Paley (1997) is one of the most cited articles in nursing theory on the role of phenomenology in nursing research. The main contention by Paley concerns the suitability of Husserl to nursing theory. While Paley is not a Heidegger specialist, his thesis on the serious difficulties posed by Husserl’s phenomenological method – bracketing out of ordinary consciousness in order to access the region of the essence of beings – is legitimate when it comes to an ontic discipline such as nursing, which integrates insights and knowledge from both natural and human sciences. Nursing science, as Pflegewissenschaft, is in the ideal position of being able to bridge the traditional divide between Naturwissenschaften and Geisteswissenschaften. Yet, instead of bringing in a woolly notion of “harmony” between these two great domains of human knowledge, a critical reading of Paley enables us to appreciate just how important the ontic-ontological distinction is in the kinds of phenomena that many nursing theorists, inspired by the holistic paradigm mentioned in Kim (2006) and Kim (2010), endeavour to investigate. Paley’s analysis highlights the severe hermeneutic lack in Husserl’s phenomenology which, by virtue of its position in the history of Western philosophy, is still formed (gestaltet) by Cartesian consciousness – an antithesis to the innerworldly essence of Dasein as temporalised being-in-the-world (In-der-Welt-sein).

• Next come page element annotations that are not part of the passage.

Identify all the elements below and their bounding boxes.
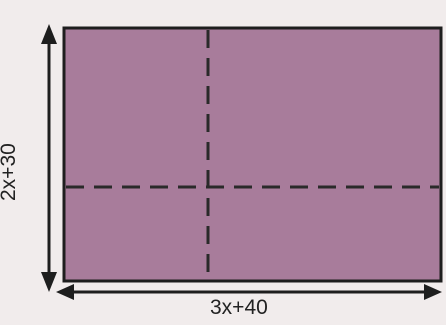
height-arrow [41, 24, 57, 292]
width-label: 3x+40 [210, 296, 268, 319]
height-label: 2x+30 [0, 143, 20, 201]
width-arrow [56, 284, 442, 300]
rectangle [62, 26, 443, 283]
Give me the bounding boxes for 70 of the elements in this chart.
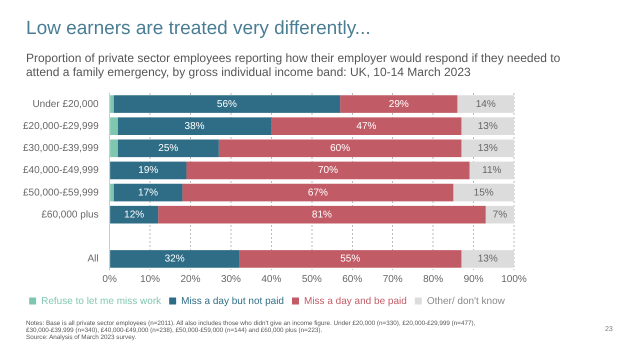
x-tick-label: 50% [302, 274, 322, 285]
legend-label: Miss a day and be paid [304, 296, 407, 307]
x-tick-label: 80% [423, 274, 444, 285]
data-label: 14% [476, 98, 496, 110]
bar [110, 139, 118, 158]
legend-label: Miss a day but not paid [181, 296, 284, 307]
x-tick-label: 40% [261, 274, 282, 285]
x-tick-label: 0% [102, 274, 117, 285]
data-label: 81% [312, 209, 332, 220]
data-label: 67% [308, 187, 328, 198]
x-tick-label: 60% [342, 274, 362, 285]
data-label: 38% [184, 120, 205, 132]
bar [486, 206, 514, 224]
y-tick-label: £30,000-£39,999 [23, 143, 100, 154]
bar [239, 250, 462, 268]
bar [110, 250, 240, 268]
x-tick-label: 10% [140, 274, 160, 285]
bar [114, 184, 182, 202]
data-label: 56% [216, 98, 238, 110]
bar [461, 139, 514, 158]
bar [114, 95, 340, 113]
y-tick-label: All [88, 254, 99, 265]
data-label: 13% [478, 254, 498, 265]
bar [182, 184, 454, 202]
y-tick-label: Under £20,000 [32, 98, 100, 110]
y-tick-label: £40,000-£49,999 [23, 165, 100, 176]
x-tick-label: 70% [382, 274, 403, 285]
bar [340, 95, 458, 113]
bar [186, 162, 470, 180]
bar [271, 117, 462, 136]
bar [453, 184, 514, 202]
legend-label: Other/ don't know [426, 296, 506, 307]
data-label: 55% [340, 254, 360, 265]
legend-label: Refuse to let me miss work [41, 296, 162, 307]
y-tick-label: £20,000-£29,999 [23, 120, 100, 132]
data-label: 25% [158, 143, 178, 154]
data-label: 17% [138, 187, 158, 198]
bar [158, 206, 486, 224]
data-label: 13% [478, 143, 498, 154]
x-tick-label: 90% [464, 274, 484, 285]
bar [461, 117, 514, 136]
bar [218, 139, 462, 158]
data-label: 47% [356, 120, 377, 132]
bar [110, 95, 114, 113]
bar [118, 117, 272, 136]
data-label: 12% [124, 209, 144, 220]
x-tick-label: 20% [180, 274, 201, 285]
bar [457, 95, 514, 113]
chart-subtitle: Proportion of private sector employees reporting how their employer would respond if they needed to attend a family emergency, by gross individual income band: UK, 10-14 March 2023 [26, 51, 562, 79]
bar [118, 139, 219, 158]
data-label: 32% [164, 254, 185, 265]
y-tick-label: £50,000-£59,999 [23, 187, 100, 198]
data-label: 15% [474, 187, 494, 198]
data-label: 70% [318, 165, 338, 176]
data-label: 29% [388, 98, 409, 110]
data-label: 19% [138, 165, 158, 176]
data-label: 60% [330, 143, 350, 154]
bar [110, 184, 114, 202]
y-tick-label: £60,000 plus [41, 209, 99, 220]
chart-title: Low earners are treated very differently... [26, 18, 371, 40]
data-label: 13% [478, 120, 498, 132]
bar [470, 162, 514, 180]
bar [110, 117, 118, 136]
x-tick-label: 30% [220, 274, 242, 285]
bar [110, 162, 186, 180]
bar [461, 250, 514, 268]
data-label: 11% [482, 165, 502, 176]
data-label: 7% [492, 209, 508, 220]
x-tick-label: 100% [501, 274, 527, 285]
bar [110, 206, 158, 224]
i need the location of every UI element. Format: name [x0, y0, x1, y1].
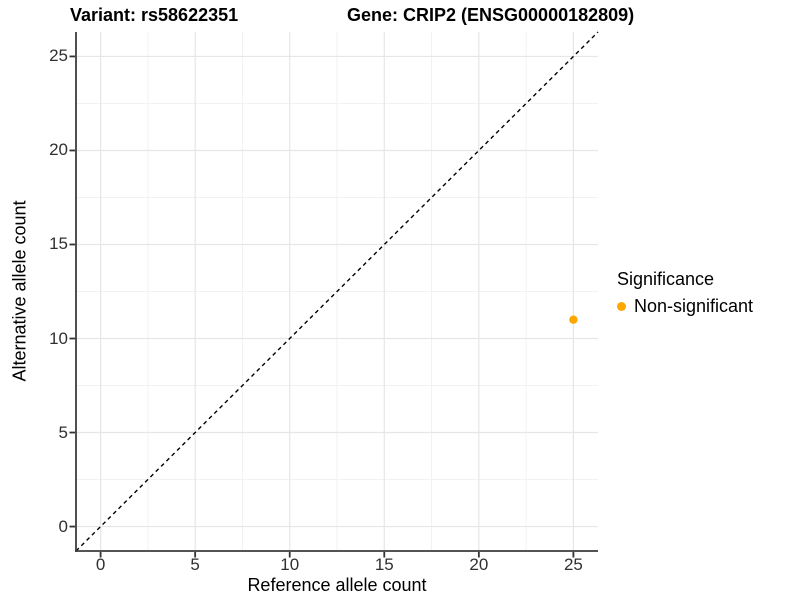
- y-tick-label: 10: [49, 328, 68, 348]
- x-axis-title: Reference allele count: [247, 575, 427, 595]
- legend-marker-icon: [617, 302, 626, 311]
- gene-title: Gene: CRIP2 (ENSG00000182809): [347, 5, 635, 25]
- y-tick-label: 0: [58, 516, 68, 536]
- identity-line: [75, 31, 599, 552]
- data-point: [569, 315, 578, 324]
- y-tick-label: 5: [58, 422, 68, 442]
- y-tick-label: 15: [49, 234, 68, 254]
- x-tick-label: 15: [374, 555, 394, 574]
- y-tick-label: 25: [49, 46, 68, 66]
- legend: Significance Non-significant: [617, 269, 753, 317]
- x-tick-label: 20: [469, 555, 489, 574]
- x-tick-label: 25: [563, 555, 583, 574]
- legend-item-label: Non-significant: [634, 296, 754, 316]
- x-tick-label: 10: [280, 555, 300, 574]
- x-tick-label: 5: [190, 555, 200, 574]
- legend-item-non-significant: Non-significant: [617, 296, 753, 317]
- legend-title: Significance: [617, 269, 715, 289]
- variant-title: Variant: rs58622351: [70, 5, 239, 25]
- x-tick-label: 0: [95, 555, 106, 574]
- y-axis-title: Alternative allele count: [9, 200, 30, 382]
- y-tick-label: 20: [49, 140, 68, 160]
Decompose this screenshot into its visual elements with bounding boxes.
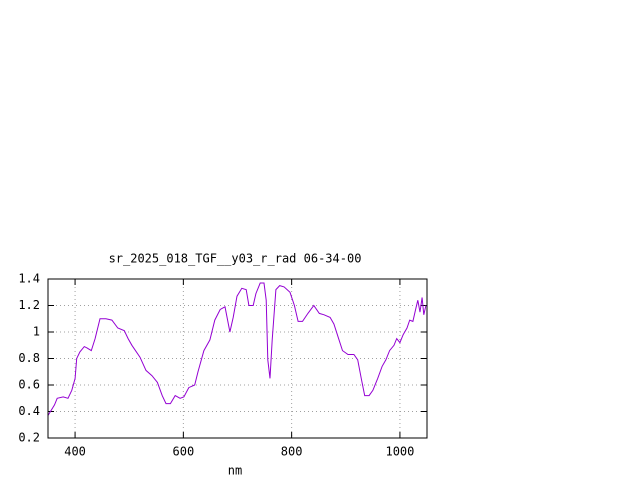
y-tick-label: 0.6 bbox=[18, 378, 40, 392]
chart-title: sr_2025_018_TGF__y03_r_rad 06-34-00 bbox=[109, 252, 362, 266]
plot-border bbox=[47, 278, 428, 439]
y-tick-label: 0.4 bbox=[18, 404, 40, 418]
x-tick-label: 600 bbox=[173, 445, 195, 459]
x-tick-label: 1000 bbox=[385, 445, 414, 459]
x-axis-label: nm bbox=[228, 464, 242, 478]
y-tick-label: 1.2 bbox=[18, 298, 40, 312]
y-tick-label: 1.4 bbox=[18, 272, 40, 286]
y-tick-label: 1 bbox=[33, 325, 40, 339]
x-tick-label: 400 bbox=[64, 445, 86, 459]
y-tick-label: 0.8 bbox=[18, 351, 40, 365]
y-tick-label: 0.2 bbox=[18, 431, 40, 445]
x-tick-label: 800 bbox=[281, 445, 303, 459]
data-line bbox=[47, 282, 427, 416]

Erlebnis (lived experience) cannot be adequately grasped in reductive phenomenology but belongs to hermeneutics, which concerns itself with the Vor-Struktur of understanding: precisely the “natural attitude” that Husserl rejects, but which Heidegger uses as a pre-philosophical grounding of the phenomenon of understanding, which only Dasein is. Dasein, given its being-in-the-world, is primarily understood through its comportment towards beings. The lack in Husserl to understand and to interpret Erlebnis was precisely the reason why Heidegger turned away from and against his authoritative mentor – not crude anti-Semitism. As argued convincingly in Scharff (1997), a 10-year grappling with Dilthey’s hermeneutic legacy by the young Heidegger in his Freiburg years resulted in a crisis in consciousness that drove him to replace phenomenological reduction with hermeneutic circle. Philosophical hermeneutics was born.
References
Kim, Hesook Suzie & Ingrid Kollak (Ed.) (2006). Nursing theories: conceptual & philosophical foundations (2nd ed.). New York, NY: Springer Pub. Co.
Kim, Hesook Suzie. (2010). The nature of theoretical thinking in nursing (3rd ed.). New York, NY: Springer Pub. Co.
Paley, J. (1997). Husserl, phenomenology and nursing. Journal of advanced nursing, 26, 187-193.
Scharff, Robert C. (1997). Heidegger’s “appropriation” of Dilthey before Being and time. Journal of the history of philosophy, 35(1), 105-128.